Increasingly, vaccinations are being offered outside of physician offices at pharmacies, workplaces and retail medical clinics. Even so, office-based medical practice continues to be central to the delivery of recommended vaccinations to adults.
"Regardless of where vaccines are actually administered, office-based providers are uniquely positioned to identify patients who need vaccination, to communicate credibly about the benefits and risks of vaccination, and to ensure that vaccination histories are properly maintained," said Katherine Harris, the study's lead author and a senior economist at RAND, a nonprofit research organization.
Diseases that can be readily prevented by vaccines take a heavy toll on adults in the United States despite the wide-spread availability of this generally safe and effective preventive care. The yearly health care and productivity costs blamed on influenza -- a common illness that can be prevented by vaccination -- is as high as $90 billion, depending on the severity of the annual outbreak.
In contrast to childhood vaccination rates, which are generally high, adult vaccination rates remain disappointingly low. Even in the case of influenza, inoculation rates for even those at the highest risk of death do not exceed 70 percent.

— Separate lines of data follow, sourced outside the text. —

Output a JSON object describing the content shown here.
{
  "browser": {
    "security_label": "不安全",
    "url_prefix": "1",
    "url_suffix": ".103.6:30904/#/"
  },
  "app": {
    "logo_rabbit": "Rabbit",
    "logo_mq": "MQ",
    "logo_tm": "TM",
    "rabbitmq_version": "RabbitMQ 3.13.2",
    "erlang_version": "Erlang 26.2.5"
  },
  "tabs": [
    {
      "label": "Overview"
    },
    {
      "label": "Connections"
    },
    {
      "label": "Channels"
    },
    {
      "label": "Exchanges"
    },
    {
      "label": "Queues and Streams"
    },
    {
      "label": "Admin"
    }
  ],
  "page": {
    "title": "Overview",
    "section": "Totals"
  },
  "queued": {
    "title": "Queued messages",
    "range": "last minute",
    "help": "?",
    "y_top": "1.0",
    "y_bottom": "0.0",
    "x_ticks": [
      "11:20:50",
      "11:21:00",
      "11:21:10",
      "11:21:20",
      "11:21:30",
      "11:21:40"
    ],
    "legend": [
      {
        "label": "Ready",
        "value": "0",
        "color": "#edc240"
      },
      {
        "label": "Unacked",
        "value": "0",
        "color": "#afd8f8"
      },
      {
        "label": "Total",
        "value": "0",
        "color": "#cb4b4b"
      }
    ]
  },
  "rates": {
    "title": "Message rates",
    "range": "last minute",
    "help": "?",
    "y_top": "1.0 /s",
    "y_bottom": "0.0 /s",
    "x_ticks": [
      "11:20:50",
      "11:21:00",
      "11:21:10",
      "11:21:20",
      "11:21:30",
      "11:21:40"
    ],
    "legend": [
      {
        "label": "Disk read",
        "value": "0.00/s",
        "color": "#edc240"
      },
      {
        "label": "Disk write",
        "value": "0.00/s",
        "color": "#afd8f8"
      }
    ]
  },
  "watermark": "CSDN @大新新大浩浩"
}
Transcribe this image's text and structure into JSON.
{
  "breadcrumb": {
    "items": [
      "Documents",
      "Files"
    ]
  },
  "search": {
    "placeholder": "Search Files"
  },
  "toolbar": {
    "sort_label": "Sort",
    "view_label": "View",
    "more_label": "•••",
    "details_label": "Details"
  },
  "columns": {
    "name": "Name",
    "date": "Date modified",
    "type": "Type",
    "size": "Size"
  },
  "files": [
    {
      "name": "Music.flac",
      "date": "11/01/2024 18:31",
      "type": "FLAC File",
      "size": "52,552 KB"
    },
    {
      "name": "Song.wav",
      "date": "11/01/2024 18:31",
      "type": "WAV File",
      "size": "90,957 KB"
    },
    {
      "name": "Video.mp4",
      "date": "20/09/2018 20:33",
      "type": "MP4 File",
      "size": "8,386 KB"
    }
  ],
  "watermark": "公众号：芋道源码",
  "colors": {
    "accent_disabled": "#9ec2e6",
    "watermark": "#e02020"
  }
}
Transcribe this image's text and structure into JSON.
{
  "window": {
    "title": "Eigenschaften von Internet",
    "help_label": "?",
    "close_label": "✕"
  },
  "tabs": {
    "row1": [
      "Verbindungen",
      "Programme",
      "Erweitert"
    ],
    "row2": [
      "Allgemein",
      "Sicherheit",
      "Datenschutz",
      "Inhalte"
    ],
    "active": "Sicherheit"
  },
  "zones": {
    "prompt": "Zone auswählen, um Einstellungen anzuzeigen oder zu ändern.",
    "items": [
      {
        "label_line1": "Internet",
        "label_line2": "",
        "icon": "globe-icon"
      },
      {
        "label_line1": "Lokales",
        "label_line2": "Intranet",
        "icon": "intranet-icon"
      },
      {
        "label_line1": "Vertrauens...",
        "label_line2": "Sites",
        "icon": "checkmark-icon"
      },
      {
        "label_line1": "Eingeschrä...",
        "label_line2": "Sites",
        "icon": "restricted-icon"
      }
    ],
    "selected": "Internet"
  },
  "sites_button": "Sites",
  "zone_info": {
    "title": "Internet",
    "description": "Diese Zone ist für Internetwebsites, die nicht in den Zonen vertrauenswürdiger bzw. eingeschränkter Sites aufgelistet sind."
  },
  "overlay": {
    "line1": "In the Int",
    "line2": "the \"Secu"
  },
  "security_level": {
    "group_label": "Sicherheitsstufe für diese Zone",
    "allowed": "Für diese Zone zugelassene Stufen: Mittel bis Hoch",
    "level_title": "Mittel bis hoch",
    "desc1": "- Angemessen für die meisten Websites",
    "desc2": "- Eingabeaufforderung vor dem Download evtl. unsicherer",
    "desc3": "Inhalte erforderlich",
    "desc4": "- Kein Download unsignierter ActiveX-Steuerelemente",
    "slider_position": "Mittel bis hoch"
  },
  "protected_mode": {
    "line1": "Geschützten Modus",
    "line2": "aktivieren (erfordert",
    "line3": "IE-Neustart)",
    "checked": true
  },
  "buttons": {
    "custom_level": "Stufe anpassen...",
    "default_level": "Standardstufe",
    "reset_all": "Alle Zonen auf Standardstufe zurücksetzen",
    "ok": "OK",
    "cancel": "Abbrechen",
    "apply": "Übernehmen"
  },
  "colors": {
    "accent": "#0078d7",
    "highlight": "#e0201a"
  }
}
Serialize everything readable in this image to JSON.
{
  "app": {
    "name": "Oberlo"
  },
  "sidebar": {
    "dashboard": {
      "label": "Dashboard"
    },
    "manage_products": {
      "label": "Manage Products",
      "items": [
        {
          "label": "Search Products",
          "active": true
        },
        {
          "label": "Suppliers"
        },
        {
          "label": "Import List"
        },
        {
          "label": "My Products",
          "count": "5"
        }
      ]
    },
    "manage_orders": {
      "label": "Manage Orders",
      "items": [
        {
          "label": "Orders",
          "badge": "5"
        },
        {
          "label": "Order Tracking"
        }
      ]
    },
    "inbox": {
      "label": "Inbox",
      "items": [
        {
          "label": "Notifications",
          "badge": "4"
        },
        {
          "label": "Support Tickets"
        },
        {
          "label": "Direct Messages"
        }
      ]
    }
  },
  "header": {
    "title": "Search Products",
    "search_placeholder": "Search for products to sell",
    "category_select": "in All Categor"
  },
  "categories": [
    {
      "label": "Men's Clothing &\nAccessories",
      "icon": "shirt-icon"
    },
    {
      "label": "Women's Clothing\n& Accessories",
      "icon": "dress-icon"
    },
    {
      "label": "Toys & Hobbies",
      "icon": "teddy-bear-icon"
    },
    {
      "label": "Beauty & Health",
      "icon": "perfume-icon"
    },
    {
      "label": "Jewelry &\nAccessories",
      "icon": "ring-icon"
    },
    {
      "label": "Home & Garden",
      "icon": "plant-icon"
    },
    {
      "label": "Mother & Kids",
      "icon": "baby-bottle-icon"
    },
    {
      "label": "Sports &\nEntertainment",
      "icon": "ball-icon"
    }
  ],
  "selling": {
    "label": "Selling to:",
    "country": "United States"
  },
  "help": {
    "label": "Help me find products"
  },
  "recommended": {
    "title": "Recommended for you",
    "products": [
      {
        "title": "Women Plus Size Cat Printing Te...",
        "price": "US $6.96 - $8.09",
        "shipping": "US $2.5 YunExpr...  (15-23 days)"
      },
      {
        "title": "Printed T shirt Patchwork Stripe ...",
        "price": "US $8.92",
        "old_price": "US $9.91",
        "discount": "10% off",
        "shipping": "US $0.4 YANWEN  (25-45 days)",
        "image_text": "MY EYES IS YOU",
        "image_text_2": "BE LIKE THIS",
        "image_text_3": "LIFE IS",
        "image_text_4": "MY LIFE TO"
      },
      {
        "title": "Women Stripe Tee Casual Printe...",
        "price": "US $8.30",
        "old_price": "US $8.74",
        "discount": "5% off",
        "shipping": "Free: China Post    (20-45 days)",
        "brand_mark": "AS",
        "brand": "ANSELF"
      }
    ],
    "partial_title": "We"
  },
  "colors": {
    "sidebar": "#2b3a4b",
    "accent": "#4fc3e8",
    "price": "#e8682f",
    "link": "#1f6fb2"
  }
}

Vaccines recommended for adults can prevent influenza, pneumococcal sepsis, shingles, hepatitis A and B, pertussis (whooping cough) and the human papillomavirus -- the leading cause of cervical cancer.
Researchers say recent changes in the policy and practice environments provide a unique window of opportunity to improve the delivery of vaccinations to adults. Health care reform legislation promotes preventive care and improves financial access to adult vaccinations.
RAND researchers identified bottlenecks that have stalled delivery of adult vaccinations and propose strategies to overcome these shortcomings. Their effort included a review of past research about adult vaccination, a stakeholder workshop, interviews with experts, and a short telephone survey of adults to learn about the relationship between influenza vaccination and public beliefs and misperceptions about its safety.
The study reports that while medical offices are the location where most adults receive vaccinations, only about one-fourth of physician offices stock all recommended vaccines for adults. Reasons include the fact that some vaccines have a short shelf life and insurance payments for administering adult vaccines may not cover the doctor's costs.
Researchers say one priority is to collect better national information about the patterns of office-based vaccination of adults to pinpoint gaps in practice, which could then be targeted for improvement efforts.
Better guidance should be developed to help health providers effectively promote and administer vaccines, including structured vaccination counseling protocols. Providers also need tools to help them evaluate whether to administer vaccines onsite or refer their patients to community resources such as pharmacies and flu vaccine clinics, according to the study.
Systems also must be developed to credit primary care providers for providing vaccine counseling, whether their patients receive the vaccination on-site or go elsewhere to get it.